Source: By Carlos Anchondo, E&E News reporter • Posted: Thursday, August 13, 2020

Coal-fired power generation in the United States plummeted by 30% in the first half of this year, according to a report yesterday from the U.S. Energy Information Administration.

The agency said “historically low” natural gas prices this year have made coal uneconomical in most regions, further exacerbating the coal-to-natural gas switch. The shift was most prevalent in the PJM Interconnection and Midcontinent Independent System Operator — two regional transmission organizations the agency said constitute roughly 35% of the Lower 48 states’ power generation.

The new EIA data noted increases for renewables and natural gas for their share of total power generation.

Natural gas-fired generation increased 9% over the first half of the year compared with 2019, EIA said, and renewables’ share — made up of wind, solar and hydroelectric generation — increased by 5% over 2020’s first half.

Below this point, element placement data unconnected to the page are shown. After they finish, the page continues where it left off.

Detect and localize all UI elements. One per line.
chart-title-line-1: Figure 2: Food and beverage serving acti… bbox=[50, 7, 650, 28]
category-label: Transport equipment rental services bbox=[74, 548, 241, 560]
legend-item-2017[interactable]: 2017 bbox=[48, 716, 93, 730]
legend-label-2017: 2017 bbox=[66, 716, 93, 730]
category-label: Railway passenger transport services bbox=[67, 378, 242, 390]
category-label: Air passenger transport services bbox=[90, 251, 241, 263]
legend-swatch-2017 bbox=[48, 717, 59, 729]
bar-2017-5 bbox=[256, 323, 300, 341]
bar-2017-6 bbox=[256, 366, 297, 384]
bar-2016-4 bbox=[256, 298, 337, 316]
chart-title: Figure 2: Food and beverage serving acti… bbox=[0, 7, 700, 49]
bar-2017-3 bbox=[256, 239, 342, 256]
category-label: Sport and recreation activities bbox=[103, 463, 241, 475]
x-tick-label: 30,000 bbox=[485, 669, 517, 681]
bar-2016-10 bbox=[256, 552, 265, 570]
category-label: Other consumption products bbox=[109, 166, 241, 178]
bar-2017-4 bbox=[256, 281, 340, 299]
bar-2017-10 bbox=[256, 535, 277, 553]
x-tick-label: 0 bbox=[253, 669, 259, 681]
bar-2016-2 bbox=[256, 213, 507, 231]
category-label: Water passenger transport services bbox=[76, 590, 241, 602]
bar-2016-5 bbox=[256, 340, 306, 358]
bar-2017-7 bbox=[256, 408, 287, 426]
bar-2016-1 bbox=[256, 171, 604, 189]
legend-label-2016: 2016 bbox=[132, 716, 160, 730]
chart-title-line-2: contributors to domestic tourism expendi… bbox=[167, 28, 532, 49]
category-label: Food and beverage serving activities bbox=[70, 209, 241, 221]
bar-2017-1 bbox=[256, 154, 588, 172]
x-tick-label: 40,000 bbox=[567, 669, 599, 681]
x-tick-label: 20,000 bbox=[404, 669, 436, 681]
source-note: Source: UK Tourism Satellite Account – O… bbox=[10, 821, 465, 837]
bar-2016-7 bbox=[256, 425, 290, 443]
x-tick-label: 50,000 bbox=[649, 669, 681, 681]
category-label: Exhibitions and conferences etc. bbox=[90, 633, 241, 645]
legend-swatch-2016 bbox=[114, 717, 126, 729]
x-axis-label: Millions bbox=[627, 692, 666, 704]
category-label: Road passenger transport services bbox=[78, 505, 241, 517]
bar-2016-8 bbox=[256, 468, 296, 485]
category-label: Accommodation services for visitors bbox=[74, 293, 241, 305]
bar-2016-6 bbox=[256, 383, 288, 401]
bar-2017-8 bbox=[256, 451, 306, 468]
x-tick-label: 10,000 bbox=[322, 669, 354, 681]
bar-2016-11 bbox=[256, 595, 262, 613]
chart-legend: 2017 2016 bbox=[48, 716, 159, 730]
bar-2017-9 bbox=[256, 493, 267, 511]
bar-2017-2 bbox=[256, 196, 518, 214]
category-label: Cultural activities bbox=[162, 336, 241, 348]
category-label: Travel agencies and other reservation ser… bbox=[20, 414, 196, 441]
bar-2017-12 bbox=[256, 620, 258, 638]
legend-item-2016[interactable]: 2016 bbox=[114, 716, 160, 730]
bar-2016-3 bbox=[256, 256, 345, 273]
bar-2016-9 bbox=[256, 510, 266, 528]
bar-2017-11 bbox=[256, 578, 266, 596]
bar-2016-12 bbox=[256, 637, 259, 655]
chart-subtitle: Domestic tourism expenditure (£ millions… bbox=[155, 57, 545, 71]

The data came out one day after the agency released its separate short-term energy outlook for this month. That projected natural gas would make up 40% of U.S. electric power sector generation this year — up 3% over 2019 — before declining to 35% next year because of higher natural gas prices.

The report also reduced U.S. crude oil production estimates for the year by 370,000 barrels per day from its previous short-term outlook — contributing to a 7.4% decrease in this year’s production average compared with 2019, falling from 12.2 million barrels per day last year to an expected 11.3 million barrels per day in 2020.

The agency anticipates U.S. crude oil production will drop another 1.7% next year.

“May’s average U.S. crude oil production was 1.1 million barrels per day lower than we assessed in July,” said EIA Administrator Linda Capuano in a statement, “indicating more extensive production curtailments than previously estimated.”